Several factors were analyzed for their influence on the degree of diffused redundancy:

Architecture

Among different architectures tested (ResNet variants, VGG, ViT), each displayed varying degrees of diffuse redundancy. Notably, architectures with wider layers exhibited more redundancy.

Pre-training Dataset and Loss Functions

The redundancy was more apparent when networks were trained on larger datasets like ImageNet-21k compared to ImageNet-1k. Moreover, adversarially trained models demonstrated a significant increase in redundant features compared to standard trained models.

Downstream Tasks

The task-specific nature of redundancy indicates a Pareto frontier—the minimal subset of neurons necessary matches task performance closely. Notably, the redundancy's impact varied depending on the complexity of the downstream task.

Figure 2: CKA measurements showing similarity between random neuron subsets and their whole.

Theoretical Insights and Comparisons

Comparison with PCA

The paper draws insight by comparing random neuron selections with projections onto a reduced number of principal components (PCA). It was observed that the performance of subsets of neurons quickly aligns with that of top PCA components, reinforcing the hypothesis that redundancy captures essential feature variations.

Structured vs. Natural Redundancy

The structured redundancy intentionally induced by techniques like Matryoshka Representation Learning (MRL) contrasts with naturally occurring diffuse redundancy. While MRL optimizations are explicit, the natural redundancy phenomena as observed occur without purposeful restructuring, still maintaining high task efficacy.

Figure 3: Effects of dropout regularization level on redundancy phenomena.

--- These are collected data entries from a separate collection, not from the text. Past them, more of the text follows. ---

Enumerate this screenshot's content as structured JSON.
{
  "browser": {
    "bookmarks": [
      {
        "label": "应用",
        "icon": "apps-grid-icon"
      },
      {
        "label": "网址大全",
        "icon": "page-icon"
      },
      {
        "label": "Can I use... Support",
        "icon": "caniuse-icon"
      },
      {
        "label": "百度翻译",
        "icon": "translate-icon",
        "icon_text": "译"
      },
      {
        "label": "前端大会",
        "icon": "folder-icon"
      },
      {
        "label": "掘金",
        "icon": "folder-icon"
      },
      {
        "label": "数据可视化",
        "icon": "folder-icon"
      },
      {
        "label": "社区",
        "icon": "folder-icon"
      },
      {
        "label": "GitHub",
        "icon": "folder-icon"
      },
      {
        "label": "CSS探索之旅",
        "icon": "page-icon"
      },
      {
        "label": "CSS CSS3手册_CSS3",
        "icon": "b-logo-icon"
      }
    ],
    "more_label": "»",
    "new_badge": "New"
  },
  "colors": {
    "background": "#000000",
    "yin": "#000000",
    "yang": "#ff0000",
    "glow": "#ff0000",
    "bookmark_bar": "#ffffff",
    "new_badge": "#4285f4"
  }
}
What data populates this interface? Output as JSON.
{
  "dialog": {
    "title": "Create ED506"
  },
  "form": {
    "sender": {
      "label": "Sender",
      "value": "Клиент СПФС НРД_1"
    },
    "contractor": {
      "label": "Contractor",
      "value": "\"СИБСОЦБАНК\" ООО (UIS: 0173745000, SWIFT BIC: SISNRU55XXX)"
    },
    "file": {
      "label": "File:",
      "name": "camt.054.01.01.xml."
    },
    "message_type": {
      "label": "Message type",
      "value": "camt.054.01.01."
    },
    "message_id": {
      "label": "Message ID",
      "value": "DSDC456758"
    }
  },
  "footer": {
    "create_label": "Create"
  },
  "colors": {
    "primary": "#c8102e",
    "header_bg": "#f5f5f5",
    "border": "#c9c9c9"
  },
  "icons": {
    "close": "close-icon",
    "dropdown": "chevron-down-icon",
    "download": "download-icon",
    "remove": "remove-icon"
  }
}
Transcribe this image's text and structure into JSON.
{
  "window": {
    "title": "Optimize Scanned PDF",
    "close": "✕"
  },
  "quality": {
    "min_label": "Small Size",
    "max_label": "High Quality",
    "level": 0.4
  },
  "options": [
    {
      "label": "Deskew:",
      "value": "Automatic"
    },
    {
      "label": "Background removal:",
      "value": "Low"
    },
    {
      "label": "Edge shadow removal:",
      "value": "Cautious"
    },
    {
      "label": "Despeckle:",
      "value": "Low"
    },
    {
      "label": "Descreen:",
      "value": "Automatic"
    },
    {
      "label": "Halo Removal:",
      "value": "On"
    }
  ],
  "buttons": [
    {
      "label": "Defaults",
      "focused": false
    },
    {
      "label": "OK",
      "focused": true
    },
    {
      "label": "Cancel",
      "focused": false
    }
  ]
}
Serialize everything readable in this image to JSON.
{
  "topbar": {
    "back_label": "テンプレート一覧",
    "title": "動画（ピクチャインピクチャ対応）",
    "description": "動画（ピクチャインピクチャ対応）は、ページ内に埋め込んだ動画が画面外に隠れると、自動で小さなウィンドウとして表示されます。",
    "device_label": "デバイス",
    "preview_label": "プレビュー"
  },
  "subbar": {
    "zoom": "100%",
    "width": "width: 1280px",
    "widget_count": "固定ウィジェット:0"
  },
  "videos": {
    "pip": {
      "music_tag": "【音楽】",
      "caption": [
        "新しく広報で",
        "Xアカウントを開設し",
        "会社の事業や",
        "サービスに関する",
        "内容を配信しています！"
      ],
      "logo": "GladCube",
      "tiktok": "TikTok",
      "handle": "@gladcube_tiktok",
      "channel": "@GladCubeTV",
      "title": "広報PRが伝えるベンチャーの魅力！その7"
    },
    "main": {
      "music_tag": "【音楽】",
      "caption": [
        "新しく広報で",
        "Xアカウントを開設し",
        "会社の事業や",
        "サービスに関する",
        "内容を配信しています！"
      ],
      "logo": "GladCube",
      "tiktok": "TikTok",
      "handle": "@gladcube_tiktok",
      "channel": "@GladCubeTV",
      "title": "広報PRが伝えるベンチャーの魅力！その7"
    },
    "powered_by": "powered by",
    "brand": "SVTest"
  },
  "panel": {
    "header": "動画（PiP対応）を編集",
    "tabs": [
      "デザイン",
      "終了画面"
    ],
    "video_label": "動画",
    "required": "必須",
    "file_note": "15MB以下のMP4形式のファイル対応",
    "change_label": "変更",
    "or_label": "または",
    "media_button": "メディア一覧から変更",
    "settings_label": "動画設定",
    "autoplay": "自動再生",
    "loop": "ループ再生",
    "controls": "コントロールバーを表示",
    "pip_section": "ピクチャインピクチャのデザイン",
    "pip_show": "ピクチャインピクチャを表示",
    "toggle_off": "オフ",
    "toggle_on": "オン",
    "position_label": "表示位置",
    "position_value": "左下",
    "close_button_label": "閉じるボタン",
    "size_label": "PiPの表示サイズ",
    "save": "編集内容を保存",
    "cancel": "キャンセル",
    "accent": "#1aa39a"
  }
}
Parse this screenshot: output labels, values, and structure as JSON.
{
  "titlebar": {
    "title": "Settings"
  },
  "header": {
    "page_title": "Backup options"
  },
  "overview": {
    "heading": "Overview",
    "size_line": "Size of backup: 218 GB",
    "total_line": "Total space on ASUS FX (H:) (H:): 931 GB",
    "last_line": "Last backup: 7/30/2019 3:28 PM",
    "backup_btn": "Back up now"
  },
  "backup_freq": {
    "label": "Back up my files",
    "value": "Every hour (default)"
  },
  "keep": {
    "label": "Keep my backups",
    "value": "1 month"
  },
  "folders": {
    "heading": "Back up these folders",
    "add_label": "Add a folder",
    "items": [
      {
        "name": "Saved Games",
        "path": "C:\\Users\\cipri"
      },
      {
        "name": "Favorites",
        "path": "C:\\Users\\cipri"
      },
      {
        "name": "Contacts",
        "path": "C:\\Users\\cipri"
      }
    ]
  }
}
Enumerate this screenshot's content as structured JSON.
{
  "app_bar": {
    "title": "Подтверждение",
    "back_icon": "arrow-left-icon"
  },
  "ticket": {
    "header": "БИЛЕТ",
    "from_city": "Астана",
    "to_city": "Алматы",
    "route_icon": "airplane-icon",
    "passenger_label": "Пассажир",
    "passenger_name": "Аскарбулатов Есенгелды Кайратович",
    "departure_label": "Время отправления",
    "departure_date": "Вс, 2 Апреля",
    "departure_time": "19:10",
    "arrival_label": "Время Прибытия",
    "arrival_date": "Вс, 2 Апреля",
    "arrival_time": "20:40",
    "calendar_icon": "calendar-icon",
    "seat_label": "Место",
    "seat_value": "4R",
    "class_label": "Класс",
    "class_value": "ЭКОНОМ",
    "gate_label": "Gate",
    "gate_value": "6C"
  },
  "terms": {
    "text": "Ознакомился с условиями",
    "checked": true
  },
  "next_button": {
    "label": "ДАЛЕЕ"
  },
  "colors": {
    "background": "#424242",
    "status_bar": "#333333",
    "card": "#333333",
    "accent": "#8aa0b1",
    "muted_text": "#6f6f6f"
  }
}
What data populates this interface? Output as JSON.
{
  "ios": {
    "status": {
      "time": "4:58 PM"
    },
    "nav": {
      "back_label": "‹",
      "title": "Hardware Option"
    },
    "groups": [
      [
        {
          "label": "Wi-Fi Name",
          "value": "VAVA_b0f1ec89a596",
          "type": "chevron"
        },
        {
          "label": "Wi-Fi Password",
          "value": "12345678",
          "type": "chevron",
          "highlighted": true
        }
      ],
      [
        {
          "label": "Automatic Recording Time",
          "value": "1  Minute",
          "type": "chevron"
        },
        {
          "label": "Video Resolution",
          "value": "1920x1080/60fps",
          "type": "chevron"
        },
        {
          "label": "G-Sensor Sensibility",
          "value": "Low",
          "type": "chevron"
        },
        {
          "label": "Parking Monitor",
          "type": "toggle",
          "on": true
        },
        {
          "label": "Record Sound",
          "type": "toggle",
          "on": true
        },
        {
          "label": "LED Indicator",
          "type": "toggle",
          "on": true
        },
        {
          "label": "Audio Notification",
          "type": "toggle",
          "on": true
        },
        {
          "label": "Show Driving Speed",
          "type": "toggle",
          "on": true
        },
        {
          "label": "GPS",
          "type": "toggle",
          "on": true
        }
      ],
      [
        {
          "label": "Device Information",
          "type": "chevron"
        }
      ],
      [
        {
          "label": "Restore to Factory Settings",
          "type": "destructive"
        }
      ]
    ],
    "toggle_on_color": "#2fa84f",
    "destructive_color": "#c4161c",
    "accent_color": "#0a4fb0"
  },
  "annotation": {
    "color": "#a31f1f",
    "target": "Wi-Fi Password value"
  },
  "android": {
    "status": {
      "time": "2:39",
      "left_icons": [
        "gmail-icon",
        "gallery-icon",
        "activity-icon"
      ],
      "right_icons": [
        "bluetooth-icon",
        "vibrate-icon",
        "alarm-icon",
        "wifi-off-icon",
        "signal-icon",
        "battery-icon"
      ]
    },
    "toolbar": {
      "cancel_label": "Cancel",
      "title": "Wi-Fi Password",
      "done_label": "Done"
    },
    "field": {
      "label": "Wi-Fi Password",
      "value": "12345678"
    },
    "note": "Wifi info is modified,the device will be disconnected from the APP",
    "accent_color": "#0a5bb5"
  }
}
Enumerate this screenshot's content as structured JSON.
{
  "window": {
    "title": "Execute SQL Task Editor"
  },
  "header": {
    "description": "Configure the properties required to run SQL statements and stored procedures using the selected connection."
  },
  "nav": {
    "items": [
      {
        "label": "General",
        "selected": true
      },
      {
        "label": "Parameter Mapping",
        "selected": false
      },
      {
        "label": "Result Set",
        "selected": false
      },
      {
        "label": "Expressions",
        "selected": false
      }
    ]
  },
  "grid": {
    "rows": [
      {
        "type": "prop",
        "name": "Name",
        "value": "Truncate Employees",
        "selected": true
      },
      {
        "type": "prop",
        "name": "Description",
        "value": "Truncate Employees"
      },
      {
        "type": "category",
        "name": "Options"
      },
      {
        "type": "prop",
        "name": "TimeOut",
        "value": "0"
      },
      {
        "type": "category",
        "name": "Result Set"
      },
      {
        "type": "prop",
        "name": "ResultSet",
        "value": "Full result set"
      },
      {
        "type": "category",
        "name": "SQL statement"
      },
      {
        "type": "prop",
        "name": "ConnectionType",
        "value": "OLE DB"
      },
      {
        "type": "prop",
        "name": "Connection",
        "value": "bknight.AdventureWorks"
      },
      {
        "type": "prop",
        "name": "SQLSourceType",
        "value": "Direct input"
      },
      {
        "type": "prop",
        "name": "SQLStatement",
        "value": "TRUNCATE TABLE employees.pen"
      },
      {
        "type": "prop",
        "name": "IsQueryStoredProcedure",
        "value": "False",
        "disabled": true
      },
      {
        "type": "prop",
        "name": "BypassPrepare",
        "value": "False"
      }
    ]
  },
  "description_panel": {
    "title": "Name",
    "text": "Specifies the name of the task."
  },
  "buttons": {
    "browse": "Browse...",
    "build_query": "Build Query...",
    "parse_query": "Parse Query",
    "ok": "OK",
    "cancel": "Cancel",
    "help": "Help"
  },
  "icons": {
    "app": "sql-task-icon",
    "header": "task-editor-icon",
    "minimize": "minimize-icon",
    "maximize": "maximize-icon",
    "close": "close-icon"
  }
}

Implications and Future Directions

Efficient Transfer Learning

The identified redundancy suggests potential for more computationally efficient transfer learning applications, wherein substantial portions of model capacity can be preserved without significant accuracy losses. This could lead to reduced computation and faster adaptation in resource-constrained environments.

Fairness Considerations

Exploiting this redundancy might result in uneven performance drops across different task classes. Potential fairness implications arise, as certain classes might disproportionately suffer when neuron subsets are utilized, hence necessitating careful consideration in practical applications of such optimization techniques.

Conclusion

This study uncovers a critical aspect of pre-trained neural networks, highlighting diffused redundancy as a distinct characteristic of wide-layered models. While promising in terms of improved computational efficiency, careful implementation must consider potential variations in fairness across task categories. Future research might focus on better understanding the optimal bounds and methods to harness redundancy without unintended side effects.